By a curious coincidence the song he chanced to be singing at the moment
of the great climacteric was "Steed, elevate your caudula!" He was midway through the chorus when Davy
Burnaby emerged from the swing-doors carrying his lunch in a large stone demijohn. Ever quick to recognise talent in others, of
whatever degree, Davy Burnaby at once approached the barrow on which the singer
was seated at his portable piano.
"Excuse me, but you have some very fine top
notes," he began.
"Yes," agreed Melville modestly, "the highest
ones have snow on them all the year round."
So delighted was Davy at this witty reply that then and
there he offered Melville the post of principal tunesmith in the little band of
bright young things he was engaged in organising at a salary so high that it
would require a hydraulic lift to draw it.
Melville hesitated. He was at the
cross-roads. The die had to be
cast. He was on the horns of two
stools. Now or never he must take the
bit between his teeth. Davy noticed his
hesitation.
"That includes boots, lights and attendance," he
added.
That decided it. It
was the last straw to the drowning camel.
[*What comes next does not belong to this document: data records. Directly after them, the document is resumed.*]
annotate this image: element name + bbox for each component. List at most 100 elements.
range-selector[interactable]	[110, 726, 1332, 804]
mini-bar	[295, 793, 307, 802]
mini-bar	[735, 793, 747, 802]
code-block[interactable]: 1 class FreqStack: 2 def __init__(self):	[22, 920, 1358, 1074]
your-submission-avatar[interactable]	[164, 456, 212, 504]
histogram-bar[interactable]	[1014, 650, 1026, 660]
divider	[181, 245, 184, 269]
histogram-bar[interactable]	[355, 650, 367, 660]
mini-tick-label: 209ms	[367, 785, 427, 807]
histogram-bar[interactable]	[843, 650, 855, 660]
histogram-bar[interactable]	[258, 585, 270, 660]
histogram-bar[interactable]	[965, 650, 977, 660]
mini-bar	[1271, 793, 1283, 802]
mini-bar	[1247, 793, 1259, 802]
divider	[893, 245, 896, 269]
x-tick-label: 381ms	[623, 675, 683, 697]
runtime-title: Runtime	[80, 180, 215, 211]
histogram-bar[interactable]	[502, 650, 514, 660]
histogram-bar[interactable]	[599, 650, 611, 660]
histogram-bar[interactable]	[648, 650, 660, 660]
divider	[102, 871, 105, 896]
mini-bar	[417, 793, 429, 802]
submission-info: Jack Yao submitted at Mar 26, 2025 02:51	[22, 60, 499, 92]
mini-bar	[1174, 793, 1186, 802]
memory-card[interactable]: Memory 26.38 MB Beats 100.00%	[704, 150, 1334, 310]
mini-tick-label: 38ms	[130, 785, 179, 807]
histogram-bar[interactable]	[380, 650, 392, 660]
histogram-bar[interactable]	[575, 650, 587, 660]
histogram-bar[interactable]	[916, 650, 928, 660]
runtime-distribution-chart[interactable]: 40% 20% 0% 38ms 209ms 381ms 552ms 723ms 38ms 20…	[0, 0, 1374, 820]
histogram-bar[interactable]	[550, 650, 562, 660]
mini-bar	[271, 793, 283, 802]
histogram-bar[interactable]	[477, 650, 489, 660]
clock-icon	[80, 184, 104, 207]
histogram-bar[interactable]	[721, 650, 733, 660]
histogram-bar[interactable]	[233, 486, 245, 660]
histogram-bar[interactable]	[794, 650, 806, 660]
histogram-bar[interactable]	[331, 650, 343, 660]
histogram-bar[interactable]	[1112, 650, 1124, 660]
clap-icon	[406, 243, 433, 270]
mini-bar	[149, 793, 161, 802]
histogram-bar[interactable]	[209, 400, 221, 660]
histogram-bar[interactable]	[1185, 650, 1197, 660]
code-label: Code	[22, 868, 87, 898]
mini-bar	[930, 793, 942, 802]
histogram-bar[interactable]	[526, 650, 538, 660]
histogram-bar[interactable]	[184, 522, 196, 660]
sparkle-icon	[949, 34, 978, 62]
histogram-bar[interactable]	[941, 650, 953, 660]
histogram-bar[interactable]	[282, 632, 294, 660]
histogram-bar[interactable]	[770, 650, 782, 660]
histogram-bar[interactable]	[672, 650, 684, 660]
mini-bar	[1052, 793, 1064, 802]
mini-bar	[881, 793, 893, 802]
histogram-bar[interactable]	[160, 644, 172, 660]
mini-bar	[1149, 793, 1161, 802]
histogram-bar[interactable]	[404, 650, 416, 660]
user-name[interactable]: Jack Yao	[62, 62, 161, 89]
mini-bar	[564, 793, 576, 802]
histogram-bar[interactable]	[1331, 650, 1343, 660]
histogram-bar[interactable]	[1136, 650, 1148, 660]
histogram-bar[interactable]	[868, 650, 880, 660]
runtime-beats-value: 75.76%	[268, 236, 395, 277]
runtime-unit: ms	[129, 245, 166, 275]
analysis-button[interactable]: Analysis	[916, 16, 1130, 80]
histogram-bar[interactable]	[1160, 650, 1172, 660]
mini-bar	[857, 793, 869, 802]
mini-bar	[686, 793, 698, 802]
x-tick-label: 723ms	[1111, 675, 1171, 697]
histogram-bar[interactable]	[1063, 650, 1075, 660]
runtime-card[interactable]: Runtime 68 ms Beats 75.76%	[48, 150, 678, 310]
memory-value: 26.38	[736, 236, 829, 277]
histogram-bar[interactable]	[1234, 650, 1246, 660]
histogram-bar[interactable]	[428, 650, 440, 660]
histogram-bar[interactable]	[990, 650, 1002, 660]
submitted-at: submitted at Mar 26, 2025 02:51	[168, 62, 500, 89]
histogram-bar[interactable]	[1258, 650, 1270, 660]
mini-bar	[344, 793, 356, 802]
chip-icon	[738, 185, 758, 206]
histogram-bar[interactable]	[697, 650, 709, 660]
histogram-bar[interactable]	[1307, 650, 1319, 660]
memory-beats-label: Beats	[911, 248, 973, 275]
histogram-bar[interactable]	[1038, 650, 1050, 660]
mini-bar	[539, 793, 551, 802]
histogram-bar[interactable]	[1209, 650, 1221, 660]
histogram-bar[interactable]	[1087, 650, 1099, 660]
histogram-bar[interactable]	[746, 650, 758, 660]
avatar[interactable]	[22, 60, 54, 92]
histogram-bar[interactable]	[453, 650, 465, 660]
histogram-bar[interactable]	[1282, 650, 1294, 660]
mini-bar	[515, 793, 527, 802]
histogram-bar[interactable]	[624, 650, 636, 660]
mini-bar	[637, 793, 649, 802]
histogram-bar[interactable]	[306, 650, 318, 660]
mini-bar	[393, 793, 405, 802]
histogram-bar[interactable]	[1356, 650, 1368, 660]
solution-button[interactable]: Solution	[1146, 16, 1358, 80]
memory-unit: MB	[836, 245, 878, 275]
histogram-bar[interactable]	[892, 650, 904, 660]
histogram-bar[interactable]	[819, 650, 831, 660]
Sweeping the contents of his hat into his purse, Melville rose from his
gingerbeer crate, presented piano, barrow and donkey to a trustee of the
British Museum who chanced to be passing at the moment, and, grasping Davy
firmly by the demijohn, "Put it there!" he said. Thus is history made.
In his home life Melville, for a musician, is singularly
methodical. Every morning sees him at
the same hour wending his way with a sack over his shoulder to his music-publishers',
there to draw his royalties. Every noon
sees him returning to his home – he lives in A flat, as befits the true
musician – with his sack full of notes – as again befits the true musician.
"Orpheus with his loot," we might say.
Each day, too, sees an hour or two devoted to composition
and oiling his voice, as also to practising on one of the nine pianos he
possesses. There is even a piano in the
bathroom, upon which, when nude, he is accustomed to evolve glad "rags." But he does not sing in his bath.
He finds it chips the enamel.
Recreation he has no time for, which is not surprising when
one remembers that his work is playing.
His one diversion, if it may be so termed, is the selecting and
assimilating of a recherche little
supper, which no doubt explains the quotation frescoed on his dining-room
wall:
"If music be the love of food, play on."